Show Abstract | Download Original | Original Source | Check in Google Scholar | DOI: 10.11591/ijict.v14i1.pp216-228

Abstract

A recommendation system is becoming part of every work done today to reduce the effort of work done by the users in searching for items in need by recommending new items that may be useful. This theme has also been used in research article recommendation systems for recommending articles of interest to researchers from a bulk of digital research documents spread across different databases on the internet. To ease the task of this article recommendation process, we have proposed a novel approach, Srvycite, by utilizing the survey article citation network along with the original research article network. The purpose of utilizing the survey article citation network is to detect the most influential articles that are considered to be important by other researchers in the same field.

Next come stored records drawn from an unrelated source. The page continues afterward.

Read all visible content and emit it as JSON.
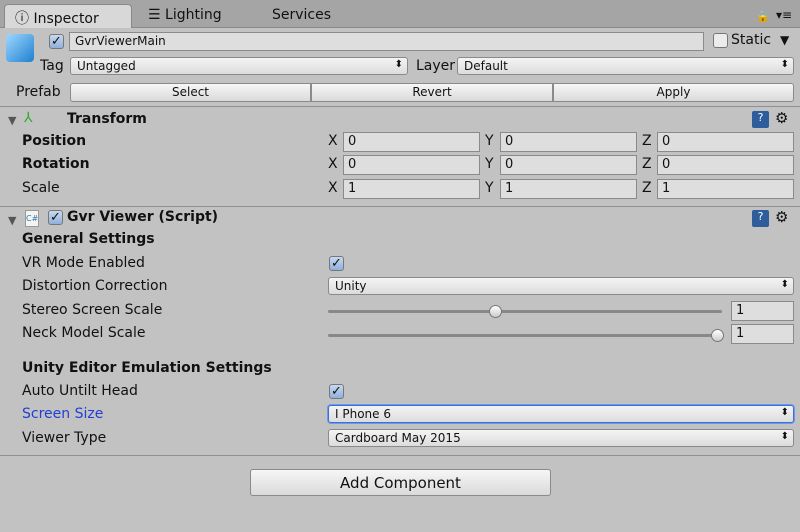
{
  "tabs": [
    {
      "label": "Inspector",
      "icon": "info-icon"
    },
    {
      "label": "Lighting",
      "icon": "sliders-icon"
    },
    {
      "label": "Services"
    }
  ],
  "object": {
    "enabled": true,
    "name": "GvrViewerMain",
    "static_label": "Static",
    "static": false,
    "tag_label": "Tag",
    "tag": "Untagged",
    "layer_label": "Layer",
    "layer": "Default",
    "prefab_label": "Prefab",
    "select": "Select",
    "revert": "Revert",
    "apply": "Apply"
  },
  "transform": {
    "title": "Transform",
    "rows": [
      {
        "label": "Position",
        "x": "0",
        "y": "0",
        "z": "0"
      },
      {
        "label": "Rotation",
        "x": "0",
        "y": "0",
        "z": "0"
      },
      {
        "label": "Scale",
        "x": "1",
        "y": "1",
        "z": "1"
      }
    ],
    "axes": [
      "X",
      "Y",
      "Z"
    ]
  },
  "script": {
    "title": "Gvr Viewer (Script)",
    "enabled": true,
    "general": "General Settings",
    "vr_label": "VR Mode Enabled",
    "vr": true,
    "distortion_label": "Distortion Correction",
    "distortion": "Unity",
    "stereo_label": "Stereo Screen Scale",
    "stereo": "1",
    "stereo_fraction": 0.43,
    "neck_label": "Neck Model Scale",
    "neck": "1",
    "neck_fraction": 1.0,
    "emulation": "Unity Editor Emulation Settings",
    "untilt_label": "Auto Untilt Head",
    "untilt": true,
    "screen_label": "Screen Size",
    "screen": "I Phone 6",
    "viewer_label": "Viewer Type",
    "viewer": "Cardboard May 2015"
  },
  "add_component": "Add Component",
  "colors": {
    "highlight_label": "#1f3fd6",
    "focus_border": "#3d6fd8"
  }
}
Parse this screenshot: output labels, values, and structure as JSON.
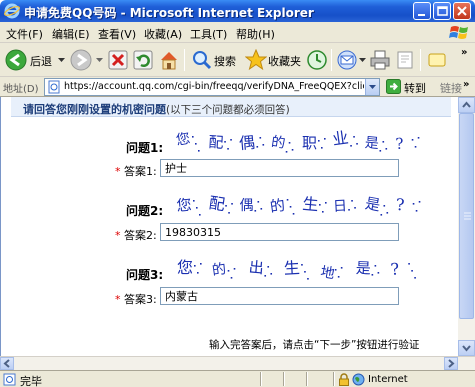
{
  "window": {
    "title": "申请免费QQ号码 - Microsoft Internet Explorer"
  },
  "menu": {
    "items": [
      "文件(F)",
      "编辑(E)",
      "查看(V)",
      "收藏(A)",
      "工具(T)",
      "帮助(H)"
    ]
  },
  "toolbar": {
    "back_label": "后退",
    "search_label": "搜索",
    "favorites_label": "收藏夹"
  },
  "address": {
    "label": "地址(D)",
    "url": "https://account.qq.com/cgi-bin/freeqq/verifyDNA_FreeQQEX?clientui",
    "go_label": "转到",
    "links_label": "链接"
  },
  "form": {
    "header_title": "请回答您刚刚设置的机密问题",
    "header_note": "(以下三个问题都必须回答)",
    "questions": [
      {
        "label": "问题1:",
        "captcha": [
          "您",
          "配",
          "偶",
          "的",
          "职",
          "业",
          "是",
          "?"
        ],
        "answer_label": "答案1:",
        "answer": "护士"
      },
      {
        "label": "问题2:",
        "captcha": [
          "您",
          "配",
          "偶",
          "的",
          "生",
          "日",
          "是",
          "?"
        ],
        "answer_label": "答案2:",
        "answer": "19830315"
      },
      {
        "label": "问题3:",
        "captcha": [
          "您",
          "的",
          "出",
          "生",
          "地",
          "是",
          "?"
        ],
        "answer_label": "答案3:",
        "answer": "内蒙古"
      }
    ],
    "required_mark": "*",
    "footer_note": "输入完答案后，请点击“下一步”按钮进行验证"
  },
  "status": {
    "text": "完毕",
    "zone": "Internet"
  },
  "colors": {
    "title_bar": "#1f5fd8",
    "captcha_ink": "#1a2fb0",
    "required": "#dd0000"
  }
}
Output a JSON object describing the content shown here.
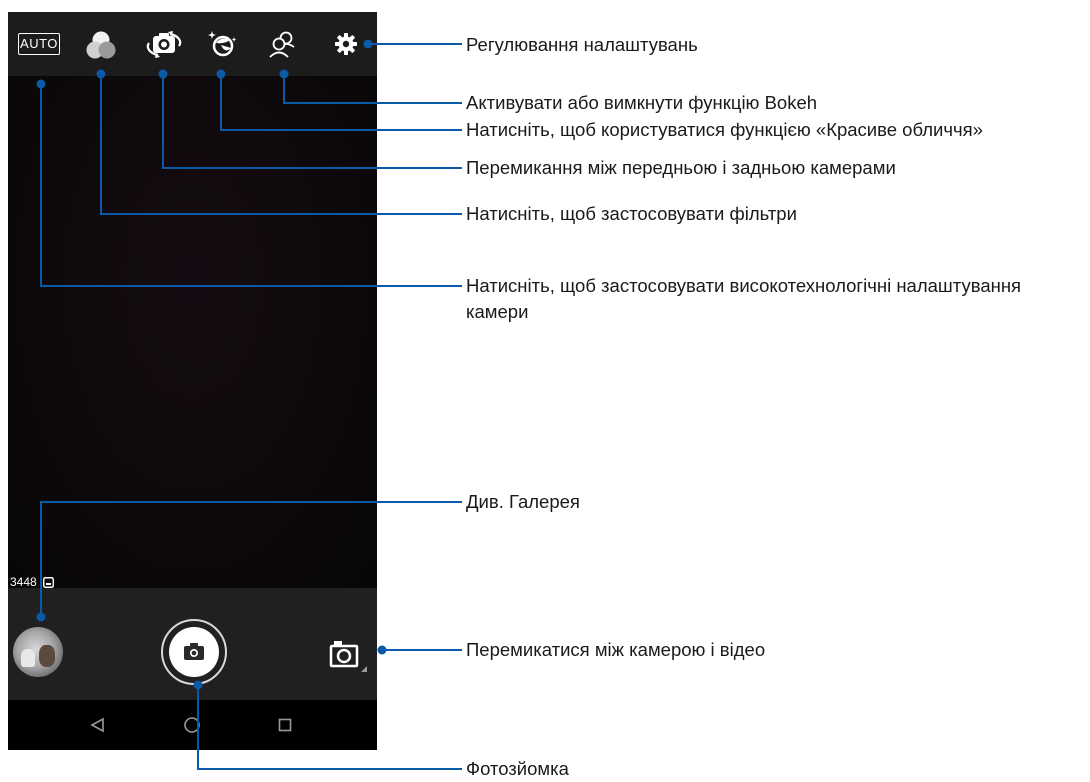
{
  "camera": {
    "mode_badge": "AUTO",
    "resolution_readout": "3448",
    "toolbar_icons": [
      "auto-mode-icon",
      "filters-icon",
      "switch-camera-icon",
      "beautification-icon",
      "bokeh-icon",
      "settings-gear-icon"
    ],
    "nav_icons": [
      "back-icon",
      "home-icon",
      "recents-icon"
    ],
    "accent_color": "#0a5aa8"
  },
  "callouts": [
    {
      "id": "settings",
      "text": "Регулювання налаштувань"
    },
    {
      "id": "bokeh",
      "text": "Активувати або вимкнути функцію Bokeh"
    },
    {
      "id": "beauty",
      "text": "Натисніть, щоб користуватися функцією «Красиве обличчя»"
    },
    {
      "id": "switch",
      "text": "Перемикання між передньою і задньою камерами"
    },
    {
      "id": "filters",
      "text": "Натисніть, щоб застосовувати фільтри"
    },
    {
      "id": "advanced",
      "text": "Натисніть, щоб застосовувати високотехнологічні налаштування камери"
    },
    {
      "id": "gallery",
      "text": "Див. Галерея"
    },
    {
      "id": "video",
      "text": "Перемикатися між камерою і відео"
    },
    {
      "id": "shoot",
      "text": "Фотозйомка"
    }
  ]
}
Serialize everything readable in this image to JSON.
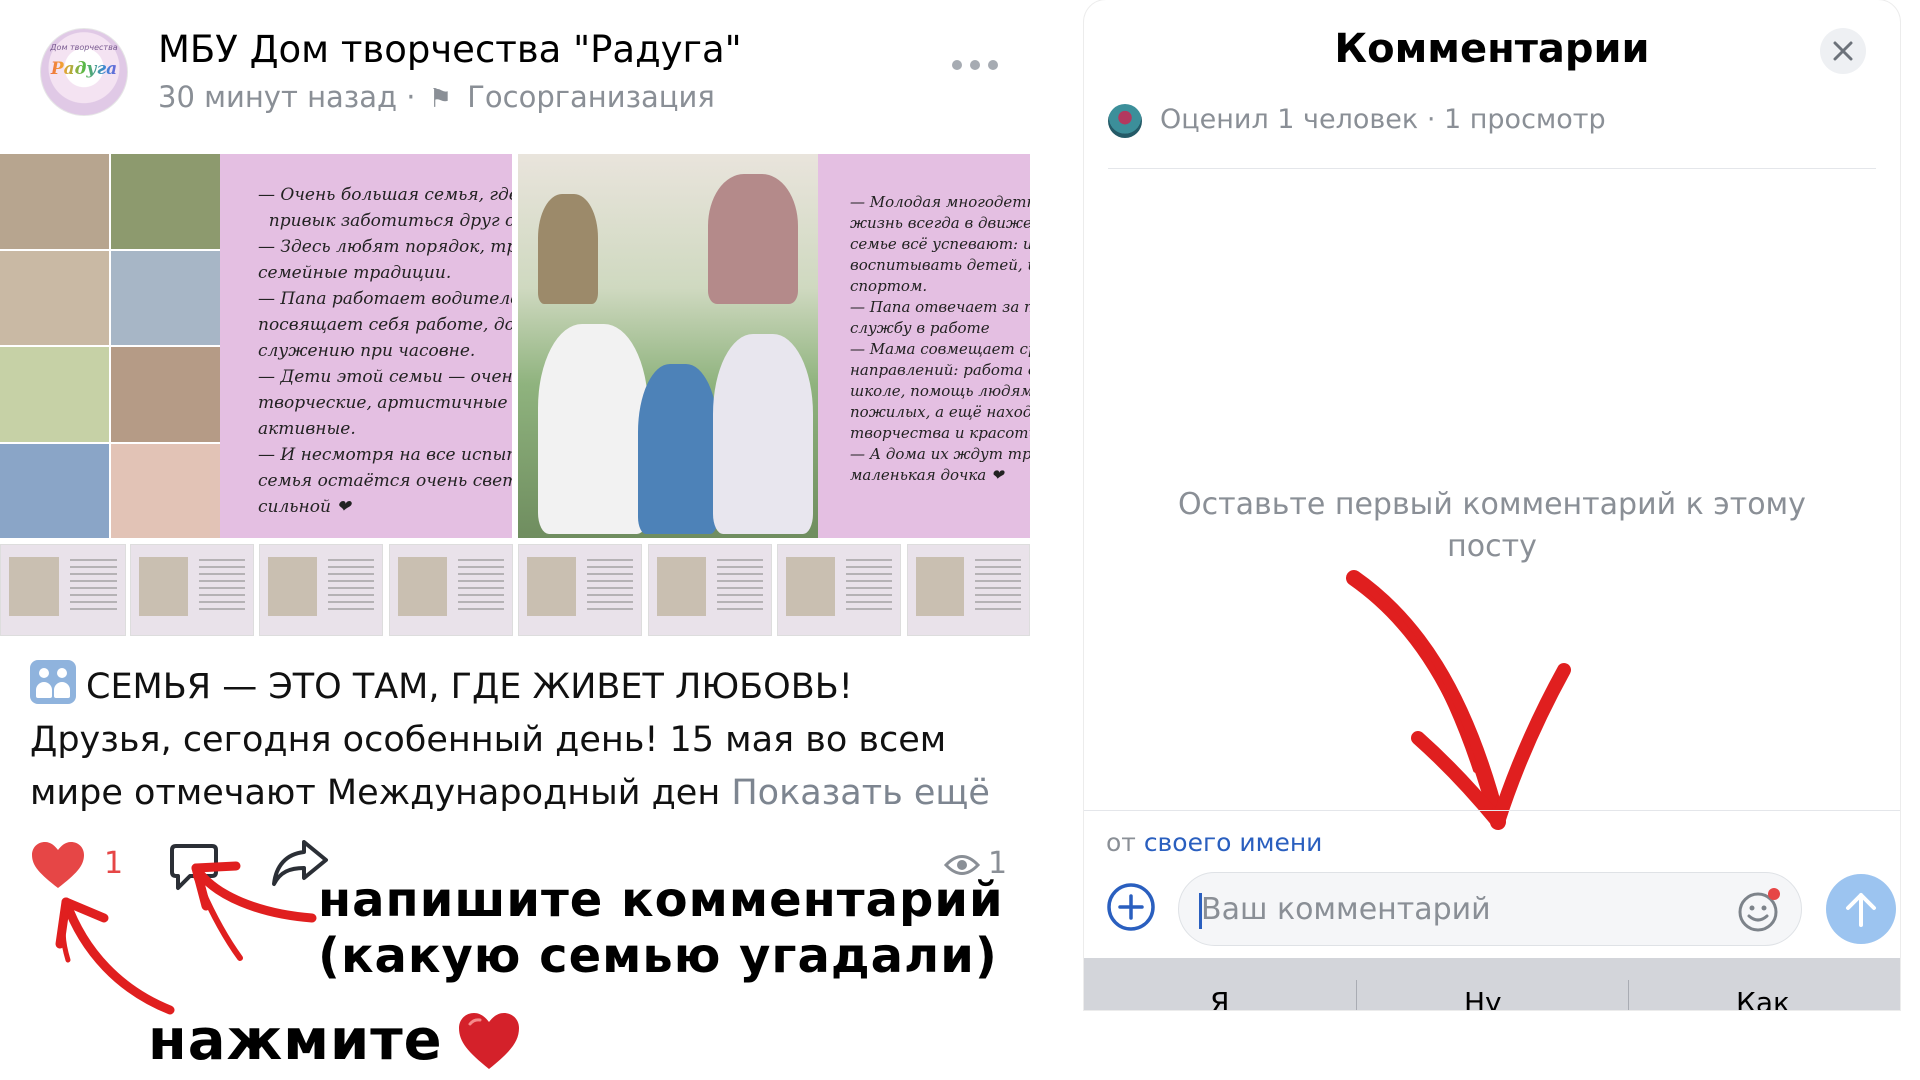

The Srvycite approach utilizes the text and meta features of articles to recommend papers. To preprocess the text features utilized, we have employed Word2Vec and bidirectional encoder representations from transformers (BERT) for vectorization. Then citation graph and survey citation graphs are generated to find the most influential nodes. The weighted text similarity score is finally computed by combining the cited by values and the text similarity score from the citation and survey citation graph to list articles as recommendations for the user. This system is proven to increase the accuracy of the article recommendation by 3.8 and 2.1 in the case of the precision and recall measures for performance evaluation.